Here I am again…doing my yearly quote from one of my favorite movies. And this year it isn’t, ” You call this a happy family? Why do we have to have all these kids?”
In a fabulous moment – a cross between Extreme Home Makeover and one of those smarmy Lexus in the driveway with a big bow ads – a day that had started out with a plethora of aggravations turned absolutely golden. The second printer at work to die in about 72 hours? Who cares? The 4th grade Messiah that ran long and delayed a funeral? What? Me worry? The phone that wouldn’t stop ringing??? What phones?
Bridget picked me up after work, supposedly to go Christmas shopping. The morning had been so annoying that I left the rectory right on the hour and stood outside without a coat for ten minutes waiting. Standing outside, modeling bad winter time behavior for the 2nd graders leaving church after their pageant rehearsal, was better than one more minute at my desk. I feigned patience when she said she had to stop at home to change her shoes. This faux patience was wearing thin when she told me to come in the house because it might take her more than a few minutes and Eddie wanted to talk to me, too. Then, as I stood in the living room, tapping my toes, Rick called me to come out to the kitchen.
And as I came around the corner? Well, what to my wondering eyes should appear but a new, black, shiny, fabulous professionally leveled stove. Rick had scrimped and plotted and totally surprised me. He wanted the stove delivered before Christmas so we could bake some cookies that weren’t burnt. Anyone who thinks a stove is not a dream gift hasn’t cooked on my old stove. Not level, little burner power and two oven settings – off and 500 degrees. I would grumble that the wood stove my Aunt Tommy cooked on as a young girl had a better temperature control.

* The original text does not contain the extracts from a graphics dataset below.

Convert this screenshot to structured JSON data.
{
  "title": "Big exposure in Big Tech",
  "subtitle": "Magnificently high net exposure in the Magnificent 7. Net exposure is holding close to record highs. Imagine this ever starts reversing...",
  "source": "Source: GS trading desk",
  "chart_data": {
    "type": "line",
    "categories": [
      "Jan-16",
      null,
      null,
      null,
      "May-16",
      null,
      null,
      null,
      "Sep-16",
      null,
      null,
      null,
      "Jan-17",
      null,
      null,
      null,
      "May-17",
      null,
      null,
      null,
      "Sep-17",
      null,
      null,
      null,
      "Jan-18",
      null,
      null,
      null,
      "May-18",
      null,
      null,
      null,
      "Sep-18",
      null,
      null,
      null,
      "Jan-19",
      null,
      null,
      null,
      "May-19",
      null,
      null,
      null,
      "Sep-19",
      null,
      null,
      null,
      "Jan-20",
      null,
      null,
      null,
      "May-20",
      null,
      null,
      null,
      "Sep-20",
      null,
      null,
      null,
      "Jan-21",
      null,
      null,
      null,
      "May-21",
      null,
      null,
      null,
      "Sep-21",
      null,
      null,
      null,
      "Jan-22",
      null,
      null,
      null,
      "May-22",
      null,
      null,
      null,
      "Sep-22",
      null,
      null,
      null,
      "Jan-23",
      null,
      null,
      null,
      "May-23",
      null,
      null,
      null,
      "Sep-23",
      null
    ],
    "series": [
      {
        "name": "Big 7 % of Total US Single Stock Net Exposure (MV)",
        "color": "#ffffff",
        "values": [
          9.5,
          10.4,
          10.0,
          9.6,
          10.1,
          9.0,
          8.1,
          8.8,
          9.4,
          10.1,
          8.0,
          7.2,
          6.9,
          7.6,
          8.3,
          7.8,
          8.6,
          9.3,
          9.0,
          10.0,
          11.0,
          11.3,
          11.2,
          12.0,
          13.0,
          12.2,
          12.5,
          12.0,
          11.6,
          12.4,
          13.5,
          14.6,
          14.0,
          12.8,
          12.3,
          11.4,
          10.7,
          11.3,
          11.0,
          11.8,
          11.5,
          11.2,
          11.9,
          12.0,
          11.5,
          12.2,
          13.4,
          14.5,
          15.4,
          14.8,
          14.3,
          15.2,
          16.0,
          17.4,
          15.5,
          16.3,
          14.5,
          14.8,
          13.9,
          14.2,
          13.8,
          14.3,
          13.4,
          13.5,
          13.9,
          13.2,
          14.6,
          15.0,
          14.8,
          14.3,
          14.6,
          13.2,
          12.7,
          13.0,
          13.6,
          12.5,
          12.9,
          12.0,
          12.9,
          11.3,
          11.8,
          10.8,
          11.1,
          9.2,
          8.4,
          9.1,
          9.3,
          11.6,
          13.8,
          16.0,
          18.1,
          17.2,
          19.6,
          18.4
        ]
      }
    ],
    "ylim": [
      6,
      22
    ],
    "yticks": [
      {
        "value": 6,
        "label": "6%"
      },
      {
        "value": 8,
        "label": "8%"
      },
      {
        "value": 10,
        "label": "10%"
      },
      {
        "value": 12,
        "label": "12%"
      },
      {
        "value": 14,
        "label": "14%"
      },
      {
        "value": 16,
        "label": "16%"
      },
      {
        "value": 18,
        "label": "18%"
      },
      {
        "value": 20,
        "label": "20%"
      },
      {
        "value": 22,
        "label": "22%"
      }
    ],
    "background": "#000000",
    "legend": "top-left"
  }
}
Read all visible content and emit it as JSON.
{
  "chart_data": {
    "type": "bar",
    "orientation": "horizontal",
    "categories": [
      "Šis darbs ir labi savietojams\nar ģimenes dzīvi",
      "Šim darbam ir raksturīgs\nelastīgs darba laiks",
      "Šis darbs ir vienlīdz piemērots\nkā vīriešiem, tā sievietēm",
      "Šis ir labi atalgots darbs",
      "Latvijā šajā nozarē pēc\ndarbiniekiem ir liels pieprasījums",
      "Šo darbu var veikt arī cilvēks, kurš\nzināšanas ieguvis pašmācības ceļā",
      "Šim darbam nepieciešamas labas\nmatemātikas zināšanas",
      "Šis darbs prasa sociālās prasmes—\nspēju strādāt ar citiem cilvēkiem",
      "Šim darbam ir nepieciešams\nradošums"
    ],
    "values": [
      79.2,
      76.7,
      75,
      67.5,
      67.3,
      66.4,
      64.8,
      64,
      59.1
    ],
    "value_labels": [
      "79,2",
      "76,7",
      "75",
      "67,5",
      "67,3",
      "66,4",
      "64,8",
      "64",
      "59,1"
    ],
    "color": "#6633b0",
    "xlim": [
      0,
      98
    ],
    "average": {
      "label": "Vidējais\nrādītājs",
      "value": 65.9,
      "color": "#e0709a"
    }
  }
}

So the shopping was a ruse. And then, because the stove was delivered early in the day, Bridget came up with the “let’s stop at home” ploy. (Talk about strange happenings… the appliance store called at 6:30 in the morning to tell Rick he was the first stop of the day – now isn’t that like something out of science fiction? - and he had to stall them until I left for work.)
I just keep walking through the kitchen staring at it. The sports car of appliances.
No fur coat or diamond thingamabob could make me feel as loved and appreciated. Even the intense team work and secrecy of the family effort touches me. And no more flaming meringues…or tough chops…or quiche on an incline.